Leveraging Graph to Improve Abstractive Multi-Document Summarization
- URL: http://arxiv.org/abs/2005.10043v1
- Date: Wed, 20 May 2020 13:39:47 GMT
- Title: Leveraging Graph to Improve Abstractive Multi-Document Summarization
- Authors: Wei Li, Xinyan Xiao, Jiachen Liu, Hua Wu, Haifeng Wang, Junping Du
- Abstract summary: We develop a neural abstractive multi-document summarization (MDS) model which can leverage well-known graph representations of documents.
Our model utilizes graphs to encode documents in order to capture cross-document relations, which is crucial to summarizing long documents.
Our model can also take advantage of graphs to guide the summary generation process, which is beneficial for generating coherent and concise summaries.

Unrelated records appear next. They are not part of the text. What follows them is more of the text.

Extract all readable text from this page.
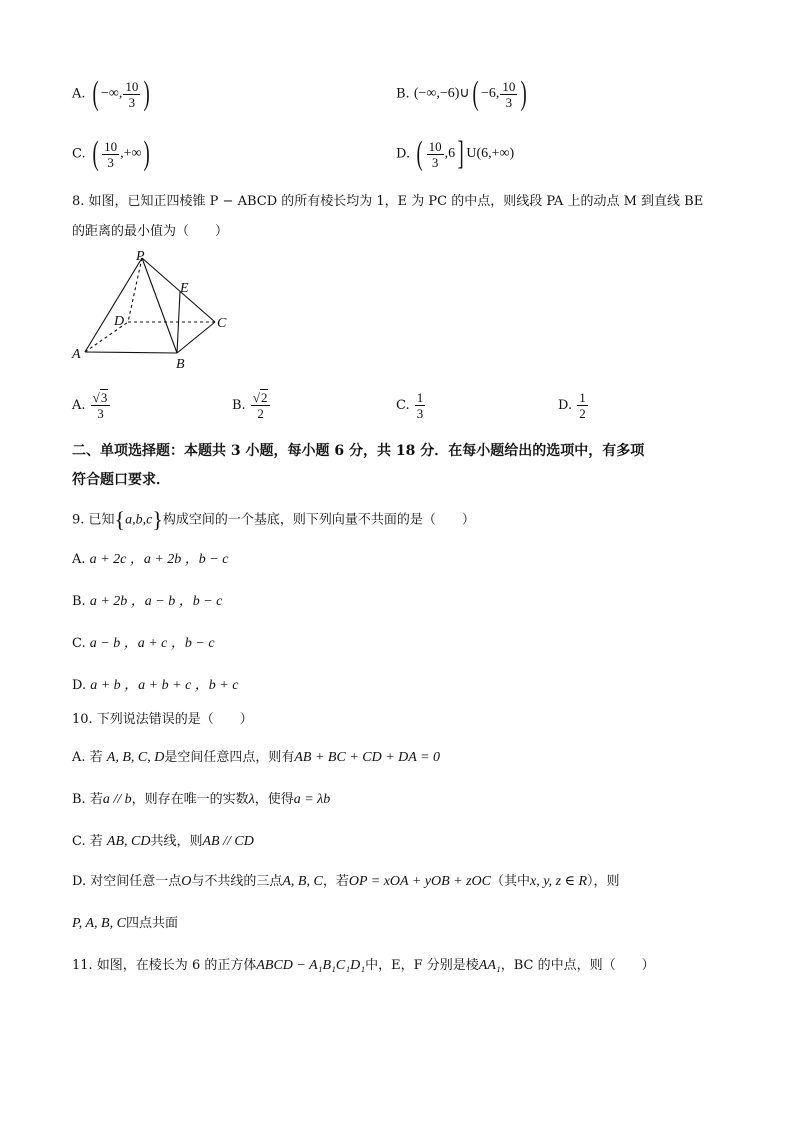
A. ( −∞, $\frac{10}{3}$ )	B. (−∞,−6)∪( −6, $\frac{10}{3}$ )
C. ( $\frac{10}{3}$ ,+∞)	D. ( $\frac{10}{3} ,6$] U(6,+∞)
8. 如图，已知正四棱锥 P − ABCD 的所有棱长均为 1，E 为 PC 的中点，则线段 PA 上的动点 M 到直线 BE
的距离的最小值为（　　）
P
E
D	C
A
B
A. $\frac{√3}{3}$	B. $\frac{√2}{2}$	C. $\frac{1}{3}$	D. $\frac{1}{2}$
二、单项选择题：本题共 3 小题，每小题 6 分，共 18 分．在每小题给出的选项中，有多项
符合题口要求．
9. 已知{a,b,c}构成空间的一个基底，则下列向量不共面的是（　　）
A. a + 2c ，a + 2b ，b − c
B. a + 2b ，a − b ，b − c
C. a − b ，a + c ，b − c
D. a + b ，a + b + c ，b + c
10. 下列说法错误的是（　　）
A. 若 A, B, C, D是空间任意四点，则有AB + BC + CD + DA = 0
B. 若a // b，则存在唯一的实数λ，使得a = λb
C. 若 AB, CD共线，则AB // CD
D. 对空间任意一点O与不共线的三点A, B, C，若OP = xOA + yOB + zOC（其中x, y, z ∈ R），则
P, A, B, C四点共面
11. 如图，在棱长为 6 的正方体ABCD − A₁B₁C₁D₁中，E，F 分别是棱AA₁，BC 的中点，则（　　）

- Score: 50.62418656177642
- License: http://arxiv.org/licenses/nonexclusive-distrib/1.0/
- Abstract: Graphs that capture relations between textual units have great benefits for
detecting salient information from multiple documents and generating overall
coherent summaries. In this paper, we develop a neural abstractive
multi-document summarization (MDS) model which can leverage well-known graph
representations of documents such as similarity graph and discourse graph, to
more effectively process multiple input documents and produce abstractive
summaries. Our model utilizes graphs to encode documents in order to capture
cross-document relations, which is crucial to summarizing long documents. Our
model can also take advantage of graphs to guide the summary generation
process, which is beneficial for generating coherent and concise summaries.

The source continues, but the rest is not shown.